Job Overview
Location
Remote
Job Type
Full-time
Category
Engineering Manager
Date Posted
January 19, 2026
Full Job Description
đź“‹ Description
- • Lead and grow a high-impact Infrastructure team of Staff and Senior Engineers who are building the backbone that powers synthetic monitoring for 1,000+ engineering teams at LinkedIn, Citibank, Vercel, Render and beyond. You will be both coach and player—pair-programming, reviewing architecture, and diving into packet captures when the stakes are high.

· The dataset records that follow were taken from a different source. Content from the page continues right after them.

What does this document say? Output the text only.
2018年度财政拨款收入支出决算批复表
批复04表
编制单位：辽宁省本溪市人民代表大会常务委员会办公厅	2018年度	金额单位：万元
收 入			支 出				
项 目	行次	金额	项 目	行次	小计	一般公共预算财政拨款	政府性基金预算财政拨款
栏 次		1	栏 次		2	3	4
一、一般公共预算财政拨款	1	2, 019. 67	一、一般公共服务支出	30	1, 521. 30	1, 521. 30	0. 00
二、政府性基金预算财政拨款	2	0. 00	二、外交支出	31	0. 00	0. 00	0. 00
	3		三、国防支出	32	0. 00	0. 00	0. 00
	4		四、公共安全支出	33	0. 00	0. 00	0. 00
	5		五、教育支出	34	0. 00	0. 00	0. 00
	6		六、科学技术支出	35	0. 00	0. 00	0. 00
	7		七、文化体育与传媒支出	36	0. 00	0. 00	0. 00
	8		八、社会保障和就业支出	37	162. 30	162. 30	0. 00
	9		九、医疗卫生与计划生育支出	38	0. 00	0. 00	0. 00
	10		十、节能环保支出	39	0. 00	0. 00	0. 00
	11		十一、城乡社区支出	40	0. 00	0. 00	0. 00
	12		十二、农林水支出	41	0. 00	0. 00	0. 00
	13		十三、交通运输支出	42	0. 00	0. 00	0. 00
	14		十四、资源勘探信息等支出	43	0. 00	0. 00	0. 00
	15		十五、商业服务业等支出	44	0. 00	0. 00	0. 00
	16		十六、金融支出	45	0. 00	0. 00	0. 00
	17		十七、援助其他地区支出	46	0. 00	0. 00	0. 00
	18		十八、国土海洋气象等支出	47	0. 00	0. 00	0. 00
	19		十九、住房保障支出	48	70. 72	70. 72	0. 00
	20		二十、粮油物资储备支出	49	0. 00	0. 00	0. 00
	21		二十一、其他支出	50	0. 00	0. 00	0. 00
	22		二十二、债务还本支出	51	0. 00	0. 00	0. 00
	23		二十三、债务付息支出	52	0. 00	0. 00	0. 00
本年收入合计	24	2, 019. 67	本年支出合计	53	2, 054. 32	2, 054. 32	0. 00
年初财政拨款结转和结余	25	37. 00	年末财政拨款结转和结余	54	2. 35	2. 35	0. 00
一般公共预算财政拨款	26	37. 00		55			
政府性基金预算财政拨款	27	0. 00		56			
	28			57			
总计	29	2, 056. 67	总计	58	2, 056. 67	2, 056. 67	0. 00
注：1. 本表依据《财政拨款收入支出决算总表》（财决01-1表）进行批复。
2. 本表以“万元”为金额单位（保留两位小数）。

- • Own the roadmap for our hybrid AWS + bare-metal platform, balancing security, cost-efficiency, and performance so that every customer check runs in a fully-sandboxed environment in milliseconds, not minutes. Your decisions directly affect how quickly developers can detect and fix issues before users ever notice.
- • Champion reliability and observability: design SLIs/SLOs, automate chaos drills, and ensure our Postgres, ClickHouse, and Kubernetes clusters stay snappy under millions of synthetic checks per day. When alerts fire, you and the team are the first responders, turning incidents into post-mortems that make the system antifragile.
- • Optimize for cost at scale. We process petabytes of run-time data and AI-driven traces; shaving a few cents per check compounds into six-figure savings. You will negotiate reserved instances, tune eBPF networking, and experiment with spot fleets and bare-metal GPU nodes for AI Agents.
- • Elevate developer experience across the company. You will ship Terraform modules, Ansible playbooks, and internal CLIs that let product engineers deploy to prod dozens of times a day without fear. Your team’s tooling is the secret sauce behind our “ship all day, every day” culture.
- • Collaborate cross-functionally with Product, Security, and Customer Success to translate customer pain into infrastructure features—whether that means adding a new region in 30 minutes or surfacing real-time Playwright traces inside our Vue.js dashboard.
- • Foster an async-first, documentation-driven culture. We run lightweight Agile (not Scrum), record Loom demos instead of status meetings, and default to RFCs in Notion. You will mentor engineers to write crisp ADRs and runbooks so knowledge scales faster than headcount.
- • Contribute hands-on when needed: debug kernel panics on bare-metal boxes, profile Go services, or craft eBPF programs to trace syscalls inside our sandbox. Your technical credibility earns trust and keeps the team sharp.
- • Shape hiring and onboarding. You will define rubrics, run interviews, and design a 30-60-90 plan that turns new hires into autonomous owners within one quarter. Diversity and inclusion are not buzzwords here—you will actively recruit candidates from under-represented groups.
- • Report to the VP of Engineering and present monthly metrics on uptime, cost-per-check, and team health to the entire company. Transparency is a core value; our salary calculator and open handbooks are public because we believe information asymmetry kills trust.
🎯 Requirements
- • 5+ years building and maintaining production-grade bare-metal and cloud infrastructure (AWS required, hybrid setups strongly preferred)
- • Deep Linux administration skills—comfortable with systemd, cgroups, eBPF, and debugging at the syscall level
- • Proven experience managing infrastructure as code with Terraform and Ansible (or equivalent) in a continuous-delivery environment
- • Hands-on Kubernetes knowledge: cluster bootstrapping, multi-tenancy, network policies, and cost-aware autoscaling
- • Excellent written and spoken English; able to drive async decisions via RFCs and run incident post-mortems
- • Fully remote within UTC-3 to UTC+3; proven ability to thrive in a low-meeting, high-autonomy environment
🏖️ Benefits
- • Transparent, location-based salary: €99k–€121k (UK/Germany band) or €89k–€109k (Spain/Poland/Ukraine band) with no negotiation games
- • 27 days paid vacation plus local public holidays, 14 weeks paid parental leave, and paid sick leave
- • €1,500 annual learning & wellbeing budget, co-working stipend or home-office setup, and bi-annual company retreats
- • Stock options in a fast-growing Series B startup backed by Balderton, CRV, and Accel
Skills & Technologies
JavaScript
TypeScript
Go
Vue.js
PostgreSQL
DevOps
Remote
About Checkly Group Inc.
Checkly offers an application reliability platform that unifies testing, monitoring, and observability into a developer-friendly workflow. They provide uptime and end-to-end monitoring, empowering engineering teams to detect, communicate, and resolve performance issues. Using a Monitoring as Code approach, Checkly allows users to automate their entire monitoring process with tools like Playwright and OpenTelemetry, integrating seamlessly into CI/CD workflows. World-class engineering and SRE teams depend on Checkly to deliver reliable digital experiences, and they provide integrations for Slack, SMS, and more to alert teams when issues arise.